Disco provides the following interfaces:
- Processors. Disco provides full virtualization of the CPU allowing for restricted direct execution. Some privileged registers are mapped to memory to allow guest operating systems to read them.
- Physical memory. Disco virtualizes the guest operating system's physical address spaces, mapping them to hardware addresses. It also supports page migration and replication to alleviate the non-uniformity of a NUMA machine.
- I/O devices. All I/O communication is simulated, and various virtual disks are used.
Disco is implemented as follows:
- Virtual CPUs. Disco maintains the equivalent of a process table entry for each guest operating system. Dicso runs in kernel mode, guest operating systems run in supervisor mode, and applications run in user mode.

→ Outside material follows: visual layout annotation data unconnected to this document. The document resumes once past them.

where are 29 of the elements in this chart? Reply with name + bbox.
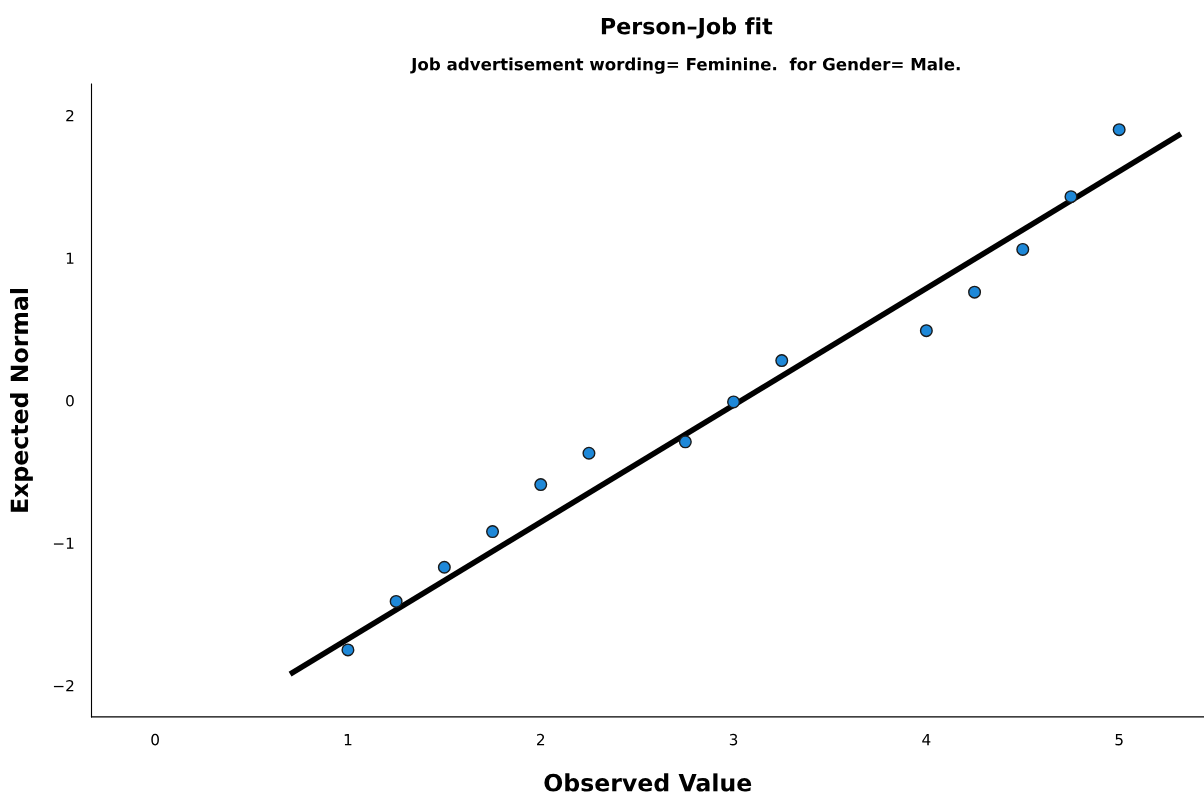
point — [968, 285, 982, 299]
y-tick-label: 0 — [66, 394, 74, 407]
point — [486, 525, 500, 539]
chart-subtitle: Job advertisement wording= Feminine. for Gender= Male. — [410, 57, 960, 74]
chart-title: Person–Job fit — [601, 17, 773, 39]
x-tick-label: 2 — [537, 733, 545, 746]
point — [775, 354, 789, 368]
y-tick-label: −1 — [53, 537, 74, 549]
point — [1112, 123, 1126, 137]
point — [389, 594, 403, 608]
point — [1016, 242, 1030, 256]
x-tick-label: 0 — [151, 733, 159, 746]
point — [727, 395, 741, 409]
point — [678, 435, 692, 449]
x-tick-label: 3 — [729, 733, 738, 746]
point — [534, 478, 548, 492]
x-tick-label: 5 — [1115, 734, 1123, 746]
x-tick-label: 4 — [922, 734, 931, 746]
y-tick-label: 2 — [66, 109, 74, 122]
y-tick-label: −2 — [53, 680, 74, 692]
x-axis-title: Observed Value — [544, 773, 752, 792]
point — [1064, 190, 1078, 204]
x-tick-label: 1 — [344, 734, 352, 746]
y-tick-label: 1 — [66, 252, 74, 264]
point — [341, 643, 355, 657]
point — [582, 446, 596, 460]
point — [919, 324, 933, 338]
point — [437, 560, 451, 574]
y-axis-title: Expected Normal — [10, 289, 33, 512]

- Virtual physical memory. To avoid the overhead of physical to hardware address translation, Disco maintains a large software physical to hardware TLB.
- NUMA. Disco migrates pages to the CPUs that access them frequently, and replicates read-only pages to the CPUs that read them frequently. This dynamic page migration and replications helps mask the non-uniformity of a NUMA machine.

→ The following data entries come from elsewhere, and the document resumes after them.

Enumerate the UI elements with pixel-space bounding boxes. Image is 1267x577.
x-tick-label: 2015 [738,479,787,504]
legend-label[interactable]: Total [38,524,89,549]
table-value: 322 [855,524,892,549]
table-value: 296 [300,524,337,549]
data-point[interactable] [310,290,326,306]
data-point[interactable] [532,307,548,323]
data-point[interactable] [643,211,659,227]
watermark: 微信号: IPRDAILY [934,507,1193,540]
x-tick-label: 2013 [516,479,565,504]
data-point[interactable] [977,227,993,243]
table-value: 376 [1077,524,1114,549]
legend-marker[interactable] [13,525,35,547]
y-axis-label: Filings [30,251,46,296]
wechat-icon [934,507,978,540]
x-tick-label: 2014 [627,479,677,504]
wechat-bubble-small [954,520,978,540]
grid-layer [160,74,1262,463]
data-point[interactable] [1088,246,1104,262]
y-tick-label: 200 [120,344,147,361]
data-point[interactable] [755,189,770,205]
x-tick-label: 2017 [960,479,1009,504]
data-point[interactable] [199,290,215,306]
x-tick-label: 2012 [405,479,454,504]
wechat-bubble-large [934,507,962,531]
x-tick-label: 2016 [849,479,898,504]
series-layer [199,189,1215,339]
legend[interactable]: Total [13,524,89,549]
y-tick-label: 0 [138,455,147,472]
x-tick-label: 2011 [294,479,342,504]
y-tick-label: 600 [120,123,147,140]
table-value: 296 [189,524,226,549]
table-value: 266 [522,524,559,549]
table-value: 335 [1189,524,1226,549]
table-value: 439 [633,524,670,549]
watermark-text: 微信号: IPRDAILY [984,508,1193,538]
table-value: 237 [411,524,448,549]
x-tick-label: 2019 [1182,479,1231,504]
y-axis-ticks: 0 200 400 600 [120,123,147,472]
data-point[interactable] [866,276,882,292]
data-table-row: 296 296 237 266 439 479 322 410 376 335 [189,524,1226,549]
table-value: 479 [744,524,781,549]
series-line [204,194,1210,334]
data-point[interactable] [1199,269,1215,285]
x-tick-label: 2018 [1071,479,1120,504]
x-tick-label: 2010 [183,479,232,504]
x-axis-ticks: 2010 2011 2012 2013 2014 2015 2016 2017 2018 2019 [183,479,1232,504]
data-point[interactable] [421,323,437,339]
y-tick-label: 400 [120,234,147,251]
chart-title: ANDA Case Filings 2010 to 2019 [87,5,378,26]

- Copy-on-write disks. Disco can map physical addresses in different guest operating systems to a read-only page in hardware memory. This lowers the memory footprint of running multiple guest operating systems. The shared pages are copy-on-write.
- Virtual network interfaces. Disco runs a virtual subnet over which guests can communicate using standard communication protocols like NFS and TCP. Disco uses a similar copy-on-write trick as above to avoid copying data between guests.